As shown in FIG. 4 and FIG. 5, in the present embodiment, the first region 2141 and the second region 2142 of the second bracket 214 are integrally formed to increase the rigidity of the second bracket 214. That is, the first region 2141 and the second region 2142 of the second bracket 214 have the same polarity. In some embodiments, the LED structure 20b further includes a conductive paste 250 disposed between the protection component 230 and the second bracket 214. Therefore, the protective component 230 can be fixed on the second bracket 214 by the conductive adhesive 250 and electrically connected to the first bracket 212 by wire bonding.

In the present embodiment, the number of the light-emitting elements 240 is two, and is respectively disposed on the first bracket 212 and the second bracket 214 exposed in the opening 222. The two light-emitting elements 240 are electrically connected to the first bracket 212 and the second bracket 214 by wire bonding, respectively.

FIG. 6 is a schematic top view of a light emitting diode structure 20c according to still another embodiment of the present invention. The LED structure 20c includes an electrical support group 210, a package cup 220, a protection element 230, and at least one light-emitting element 240. In order to facilitate comparison and simplification of the above embodiments The same elements are denoted by the same reference numerals in the following embodiments, and the differences between the embodiments are mainly described, and the repeated parts are not described again.

The light emitting diode structure 20c is different from the light emitting diode structure 20b in that the number of the light emitting elements 240 is one, and the light emitting elements 240 are bridged to the bare by flip chip bonding. A bracket 212 and a second bracket 214.

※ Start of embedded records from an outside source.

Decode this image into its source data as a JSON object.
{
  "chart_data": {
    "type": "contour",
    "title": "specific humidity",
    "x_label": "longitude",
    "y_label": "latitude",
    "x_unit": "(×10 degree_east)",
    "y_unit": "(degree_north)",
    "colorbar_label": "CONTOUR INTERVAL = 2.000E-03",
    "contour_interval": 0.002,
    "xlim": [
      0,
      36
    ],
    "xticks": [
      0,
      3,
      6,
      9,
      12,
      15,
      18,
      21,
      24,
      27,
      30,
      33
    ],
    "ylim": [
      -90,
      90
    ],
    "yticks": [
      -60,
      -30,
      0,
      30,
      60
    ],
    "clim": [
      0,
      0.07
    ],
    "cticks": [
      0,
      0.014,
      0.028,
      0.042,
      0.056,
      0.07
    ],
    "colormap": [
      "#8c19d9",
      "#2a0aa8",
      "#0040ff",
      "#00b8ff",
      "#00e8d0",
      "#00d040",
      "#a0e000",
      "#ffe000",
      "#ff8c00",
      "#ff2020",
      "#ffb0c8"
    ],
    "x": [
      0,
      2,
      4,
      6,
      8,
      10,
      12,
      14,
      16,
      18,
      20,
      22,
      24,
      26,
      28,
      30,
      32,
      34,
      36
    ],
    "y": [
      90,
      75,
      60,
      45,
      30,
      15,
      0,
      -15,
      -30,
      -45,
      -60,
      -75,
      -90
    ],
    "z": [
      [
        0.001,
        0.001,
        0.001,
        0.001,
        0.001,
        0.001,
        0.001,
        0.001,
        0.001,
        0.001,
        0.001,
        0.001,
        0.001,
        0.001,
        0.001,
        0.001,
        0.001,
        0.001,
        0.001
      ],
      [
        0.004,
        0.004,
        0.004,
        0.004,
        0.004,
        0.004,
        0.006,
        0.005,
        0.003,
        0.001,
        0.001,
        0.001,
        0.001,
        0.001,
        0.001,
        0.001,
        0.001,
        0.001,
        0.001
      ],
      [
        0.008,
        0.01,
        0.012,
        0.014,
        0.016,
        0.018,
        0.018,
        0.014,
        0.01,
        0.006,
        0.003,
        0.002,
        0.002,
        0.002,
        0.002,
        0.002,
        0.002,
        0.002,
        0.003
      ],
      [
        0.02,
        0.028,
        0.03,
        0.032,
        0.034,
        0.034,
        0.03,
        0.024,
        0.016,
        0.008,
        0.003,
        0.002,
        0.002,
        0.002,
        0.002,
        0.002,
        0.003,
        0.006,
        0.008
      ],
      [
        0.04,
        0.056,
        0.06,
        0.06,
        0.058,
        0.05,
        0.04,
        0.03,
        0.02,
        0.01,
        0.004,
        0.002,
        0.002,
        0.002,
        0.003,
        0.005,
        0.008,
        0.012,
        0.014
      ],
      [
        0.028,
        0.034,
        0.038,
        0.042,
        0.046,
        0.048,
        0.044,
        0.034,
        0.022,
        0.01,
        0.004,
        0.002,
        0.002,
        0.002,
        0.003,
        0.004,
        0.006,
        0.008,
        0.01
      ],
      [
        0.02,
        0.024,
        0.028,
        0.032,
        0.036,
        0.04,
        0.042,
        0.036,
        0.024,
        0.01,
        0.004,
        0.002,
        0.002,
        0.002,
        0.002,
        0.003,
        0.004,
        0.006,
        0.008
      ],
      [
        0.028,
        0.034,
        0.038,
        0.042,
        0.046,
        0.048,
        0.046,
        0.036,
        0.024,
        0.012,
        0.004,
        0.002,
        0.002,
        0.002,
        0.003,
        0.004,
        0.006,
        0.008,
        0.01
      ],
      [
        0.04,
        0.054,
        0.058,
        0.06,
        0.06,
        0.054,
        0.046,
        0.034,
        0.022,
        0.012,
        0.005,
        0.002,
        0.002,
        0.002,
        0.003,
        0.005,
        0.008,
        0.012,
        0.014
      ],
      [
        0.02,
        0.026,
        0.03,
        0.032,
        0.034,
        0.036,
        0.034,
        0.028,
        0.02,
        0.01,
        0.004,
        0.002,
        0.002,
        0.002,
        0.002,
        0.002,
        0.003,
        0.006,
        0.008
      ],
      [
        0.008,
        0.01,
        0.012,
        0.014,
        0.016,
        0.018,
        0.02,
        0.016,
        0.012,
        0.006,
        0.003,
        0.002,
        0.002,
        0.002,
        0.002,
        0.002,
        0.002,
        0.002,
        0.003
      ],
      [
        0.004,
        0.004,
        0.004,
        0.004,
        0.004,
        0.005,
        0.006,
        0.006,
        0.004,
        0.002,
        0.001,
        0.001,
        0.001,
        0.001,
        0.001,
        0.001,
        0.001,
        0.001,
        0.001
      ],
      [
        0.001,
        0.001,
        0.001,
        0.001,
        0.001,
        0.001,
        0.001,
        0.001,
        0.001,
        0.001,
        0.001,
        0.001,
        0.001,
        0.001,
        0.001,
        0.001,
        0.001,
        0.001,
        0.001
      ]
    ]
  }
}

Although the present invention has been disclosed in the above embodiments, it is not intended to limit the present invention. Any one skilled in the art can make various changes and retouchings without departing from the spirit and scope of the present invention. The scope is subject to the definition of the scope of the patent application attached.

Claims (10)

A light-emitting diode structure comprising: an electrical support set comprising a first support and a second support separated from each other, wherein the second support comprises a first zone and a second zone; a package cup is located Above the electrical support set, and having an opening to expose a portion of the first bracket and a portion of the second bracket; a protection component covered by the package cup and disposed on the second bracket; and at least one light emitting component And disposed in the opening and electrically connecting the first bracket and the second bracket. The light emitting diode structure of claim 1, wherein the protective element is a Zener diode. The light emitting diode structure of claim 1, wherein the first bracket and the second bracket are coplanar. The light emitting diode structure of claim 1, wherein a periphery of the package cup defines a peripheral area, and an area of the opening accounts for more than 40% of the peripheral area. The light emitting diode structure of claim 1, wherein the first region and the second region are separated from each other. The light emitting diode structure according to claim 1, wherein The first zone and the second zone are integrally formed. The illuminating diode structure of claim 1, wherein the second bracket has a first protrusion disposed on a first side of the second bracket, and the package cup covers the first protrusion. The illuminating diode structure of claim 7, wherein the second bracket has a second protrusion disposed on a second side opposite the first side, and the package cup covers the second protrusion . The light emitting diode structure of claim 7, wherein the protective element is disposed on the second region of the second bracket adjacent to the first protruding portion. The light emitting diode structure of claim 1, further comprising a conductive adhesive disposed between the protective component and the second support.